By the editorial team – specialized in equity coverage.

At a glance

  • Name: Sulzer AG
  • Sector/industry: Industrials / Pumps and rotating equipment
  • Headquarters/country: Winterthur, Switzerland
  • Core markets: Oil & gas, water, power, chemicals
  • Key revenue drivers: Aftermarket services, new equipment sales
  • Home exchange/listing venue: SIX Swiss Exchange (SUN)
  • Trading currency: CHF

Official source

For first-hand information on Sulzer AG, visit the company’s official website.

Go to the official website

Sulzer AG: core business model

Sulzer AG develops, manufactures, and services mission-critical rotating equipment, primarily pumps, agitators, compressors, and turbines. The company operates through three divisions: Flow, Services, and Chemtech. Flow focuses on pumps for oil & gas and power applications, generating about 45% of revenue in 2025, per the annual report published March 7, 2026. Services provides maintenance and repairs, contributing 35% with high margins from aftermarket activity.

Chemtech delivers mixing and separation technologies for chemicals and renewables. Sulzer's model emphasizes long-term customer relationships in asset-intensive industries, with over 50% of sales from services. This recurring revenue stream supports stability amid cyclical markets. The firm employs around 13,500 people across 160+ sites worldwide.

Main revenue and product drivers for Sulzer AG

Aftermarket services remain the top driver, accounting for 52% of 2025 net sales at CHF 745 million, up 5% year-over-year, as reported in the FY 2025 results on March 7, 2026. Pumps for water and wastewater treatment boosted Flow division growth by 4%. In oil & gas, subsea and onshore pumps sustained demand despite energy transition pressures.

Chemtech saw 3% organic growth from static mixing equipment in sustainable fuels production. Key products include single-stage pumps for desalination and multistage units for LNG. Geographic split shows EMEA at 40%, Americas 30%, and Asia-Pacific 30% of revenue, with US exposure via power and chemicals sectors.

Industry trends and competitive position

The pumps and rotating equipment market benefits from rising water scarcity and energy efficiency mandates. Sulzer holds a strong position in high-end centrifugal pumps, competing with Flowserve and KSB. Its services network gives an edge in uptime-critical sectors like upstream oil & gas. Decarbonization drives demand for hydrogen-ready compressors.

Sulzer invests in digital twins and predictive maintenance, aligning with Industry 4.0. Market research from S&P Global projects the global pump market at $65 billion by 2028, growing 4.5% annually as of their 2025 report.

Why Sulzer AG matters for US investors

Sulzer's US revenue, about 25% of total, ties to shale gas maintenance and Gulf Coast refineries. Its listing on SIX with ADRs offers US retail access. Exposure to US LNG export boom and water infrastructure spending under IIJA positions it relevant amid energy security focus. Shares show low volatility versus US industrials peers.

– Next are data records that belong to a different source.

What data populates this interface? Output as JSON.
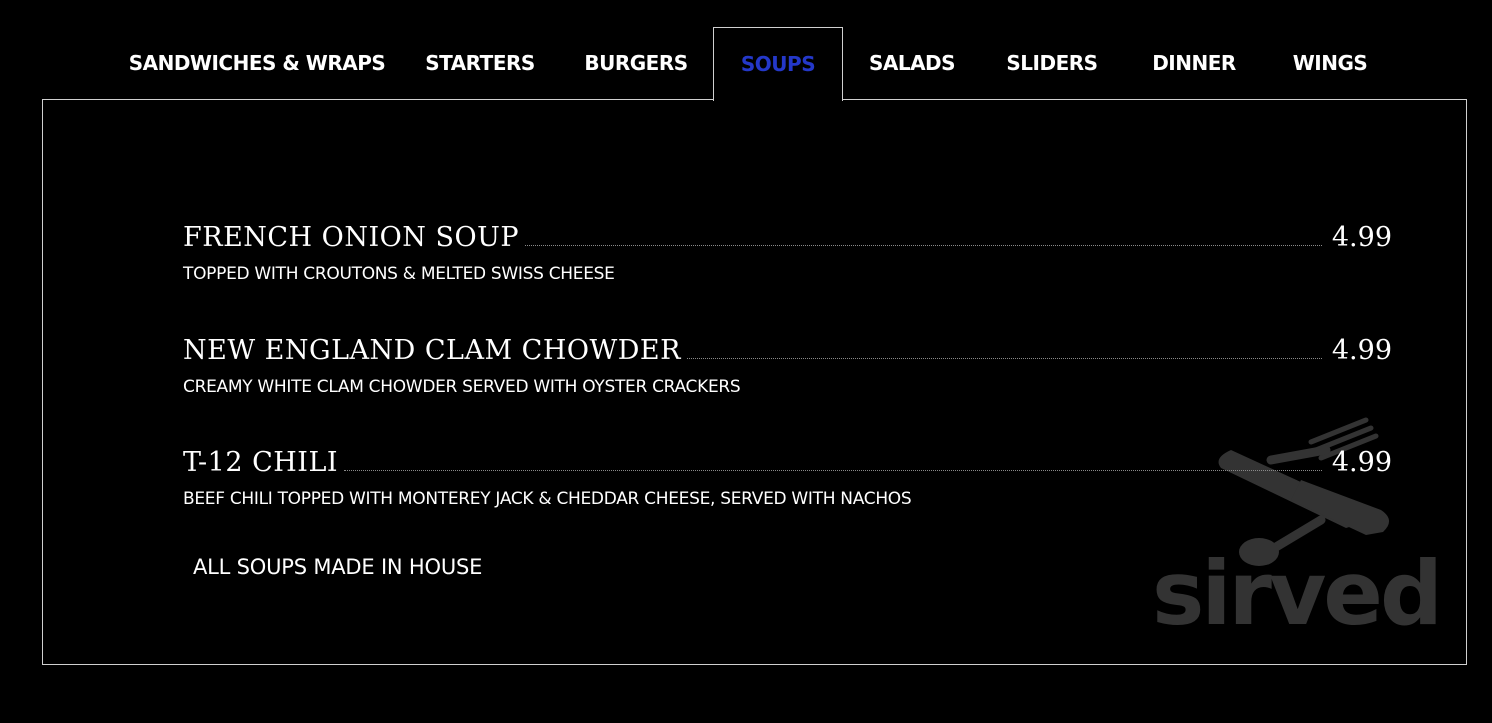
{
  "tabs": [
    {
      "label": "SANDWICHES & WRAPS",
      "active": false
    },
    {
      "label": "STARTERS",
      "active": false
    },
    {
      "label": "BURGERS",
      "active": false
    },
    {
      "label": "SOUPS",
      "active": true
    },
    {
      "label": "SALADS",
      "active": false
    },
    {
      "label": "SLIDERS",
      "active": false
    },
    {
      "label": "DINNER",
      "active": false
    },
    {
      "label": "WINGS",
      "active": false
    }
  ],
  "colors": {
    "background": "#000000",
    "text": "#ffffff",
    "active_tab": "#2438c9",
    "border": "#d0d0d0",
    "watermark": "#333333"
  },
  "menu": {
    "items": [
      {
        "name": "FRENCH ONION SOUP",
        "price": "4.99",
        "description": "TOPPED WITH CROUTONS & MELTED SWISS CHEESE"
      },
      {
        "name": "NEW ENGLAND CLAM CHOWDER",
        "price": "4.99",
        "description": "CREAMY WHITE CLAM CHOWDER SERVED WITH OYSTER CRACKERS"
      },
      {
        "name": "T-12 CHILI",
        "price": "4.99",
        "description": "BEEF CHILI TOPPED WITH MONTEREY JACK & CHEDDAR CHEESE, SERVED WITH NACHOS"
      }
    ],
    "note": "ALL SOUPS MADE IN HOUSE"
  },
  "watermark": {
    "text": "sirved",
    "icon": "fork-knife-spoon-icon"
  }
}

Sulzer AG full-year 2025 results in detail

Net sales rose to CHF 1,430.7 million in 2025 from CHF 1,377 million in 2024, with organic growth of 2.4%. Operating EBITA hit CHF 178.1 million (12.4% margin), stable from 12.5% prior year. Free cash flow improved to CHF 120 million. Net profit was CHF 104 million or EPS CHF 4.42, per the March 7, 2026 release. Order intake grew 1.8% to CHF 1,452 million, signaling steady backlog.

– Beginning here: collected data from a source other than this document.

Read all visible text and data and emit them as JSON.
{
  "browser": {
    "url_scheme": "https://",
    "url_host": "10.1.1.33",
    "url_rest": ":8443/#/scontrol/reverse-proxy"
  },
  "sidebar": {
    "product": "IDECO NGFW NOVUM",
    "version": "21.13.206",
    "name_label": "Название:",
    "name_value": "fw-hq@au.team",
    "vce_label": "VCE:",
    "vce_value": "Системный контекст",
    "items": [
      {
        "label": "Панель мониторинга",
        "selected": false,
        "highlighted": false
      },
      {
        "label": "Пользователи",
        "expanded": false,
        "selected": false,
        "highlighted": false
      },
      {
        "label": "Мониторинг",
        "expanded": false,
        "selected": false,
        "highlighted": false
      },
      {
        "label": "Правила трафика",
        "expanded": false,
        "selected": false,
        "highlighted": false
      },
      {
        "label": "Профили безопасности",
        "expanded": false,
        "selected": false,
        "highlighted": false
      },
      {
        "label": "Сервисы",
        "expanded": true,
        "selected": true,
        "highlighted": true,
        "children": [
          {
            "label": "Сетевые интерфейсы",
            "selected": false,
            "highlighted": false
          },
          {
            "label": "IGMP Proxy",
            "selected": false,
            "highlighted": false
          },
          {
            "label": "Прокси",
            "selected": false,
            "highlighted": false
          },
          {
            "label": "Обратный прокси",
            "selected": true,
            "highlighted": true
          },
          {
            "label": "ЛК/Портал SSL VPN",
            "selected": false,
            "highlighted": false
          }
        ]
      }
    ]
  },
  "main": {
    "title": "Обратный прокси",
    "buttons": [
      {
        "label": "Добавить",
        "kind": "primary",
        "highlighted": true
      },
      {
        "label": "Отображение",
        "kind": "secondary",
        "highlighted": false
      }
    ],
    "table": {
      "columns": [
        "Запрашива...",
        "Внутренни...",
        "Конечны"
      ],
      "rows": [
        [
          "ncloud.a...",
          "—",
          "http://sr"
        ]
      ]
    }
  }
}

Divisions: Flow CHF 658 million (+2%), Services CHF 494 million (+6%), Chemtech CHF 279 million (+1%). The board proposed a dividend of CHF 4.00 per share, up 14%, payable May 2026. Guidance for 2026 targets 3-5% organic sales growth and 12-13% EBITA margin.

Read more

Additional news and developments on the stock can be explored via the linked overview pages.

More news on this stockInvestor relations

Conclusion

Sulzer AG delivered solid FY 2025 results with stable margins and service growth, proposing a higher dividend. Backlog and guidance support near-term outlook amid industrial cycles. US investors note its energy and water linkages. Market conditions will shape execution.

Disclaimer: This article does not constitute investment advice. Stocks are volatile financial instruments.